Thoughts on Surrogate Keys in Spark, Snowflake, and Databricks

As a database developer, I take surrogate keys for granted. The surrogate key is the backbone of a data architecture.

In the Kimball style of a data warehouse, every table has as its first column the primary key. These columns provide unique references for each row so that we can create relational analytical structures as we process from the Normal forms (1NF, 2NF, 3NF) to analytical structures. These keys are used for deduplication, tracking lineage, data cleaning, and much more.
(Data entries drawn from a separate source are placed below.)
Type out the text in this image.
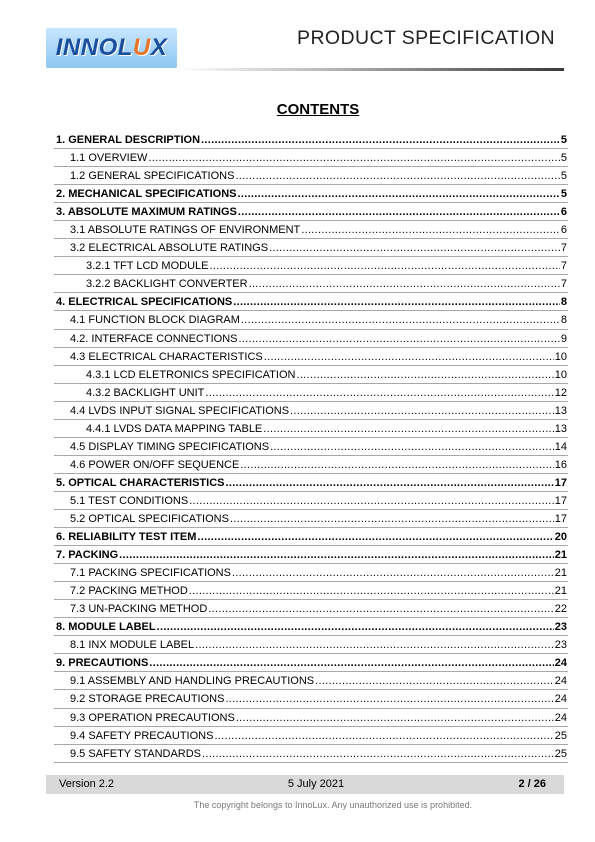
INNOLUX	PRODUCT SPECIFICATION
CONTENTS
1. GENERAL DESCRIPTION .....	5
1.1 OVERVIEW .....	5
1.2 GENERAL SPECIFICATIONS .....	5
2. MECHANICAL SPECIFICATIONS .....	5
3. ABSOLUTE MAXIMUM RATINGS .....	6
3.1 ABSOLUTE RATINGS OF ENVIRONMENT .....	6
3.2 ELECTRICAL ABSOLUTE RATINGS .....	7
3.2.1 TFT LCD MODULE .....	7
3.2.2 BACKLIGHT CONVERTER .....	7
4. ELECTRICAL SPECIFICATIONS .....	8
4.1 FUNCTION BLOCK DIAGRAM .....	8
4.2. INTERFACE CONNECTIONS .....	9
4.3 ELECTRICAL CHARACTERISTICS .....	10
4.3.1 LCD ELETRONICS SPECIFICATION .....	10
4.3.2 BACKLIGHT UNIT .....	12
4.4 LVDS INPUT SIGNAL SPECIFICATIONS .....	13
4.4.1 LVDS DATA MAPPING TABLE .....	13
4.5 DISPLAY TIMING SPECIFICATIONS .....	14
4.6 POWER ON/OFF SEQUENCE .....	16
5. OPTICAL CHARACTERISTICS .....	17
5.1 TEST CONDITIONS .....	17
5.2 OPTICAL SPECIFICATIONS .....	17
6. RELIABILITY TEST ITEM .....	20
7. PACKING .....	21
7.1 PACKING SPECIFICATIONS .....	21
7.2 PACKING METHOD .....	21
7.3 UN-PACKING METHOD .....	22
8. MODULE LABEL .....	23
8.1 INX MODULE LABEL .....	23
9. PRECAUTIONS .....	24
9.1 ASSEMBLY AND HANDLING PRECAUTIONS .....	24
9.2 STORAGE PRECAUTIONS .....	24
9.3 OPERATION PRECAUTIONS .....	24
9.4 SAFETY PRECAUTIONS .....	25
9.5 SAFETY STANDARDS .....	25
Version 2.2	5 July 2021	2 / 26
The copyright belongs to InnoLux. Any unauthorized use is prohibited.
Data developers are used to having these keys and use them to maintain the database.

<table_name>_key INT PRIMARY KEY AUTOINCREMENT START 1 INCREMENT 1 comment 'A surrogate key for the table row.',

Unfortunately, this is not so straightforward in Spark because of distributed processing.

The long and the short of it is that row_number() is inappropriate for use as a surrogate key and will generate an unnecessary global operation, and monotonically_increasing_id() is suitable for many cases but will not guarantee an increase by only one on every key value.

Another possibility to handle this issue is using Snowflake as an intermediate step for crucial data processing steps. Of course, Snowflake has the drawback that it is insanely expensive, but if you avoid performing the analytics and transformations in Snowflake, you can avoid the high costs. If you can afford it, it's in a class by itself as a data warehousing platform.

Additionally, Databricks provides a solution in Unity Catalog (not part of the open-source Apache Spark).

Data Modeling Best Practices & Implementation on a Modern Lakehouse

Essentially, a solid surrogate critical infrastructure is one of the features you pay for in a commercial product.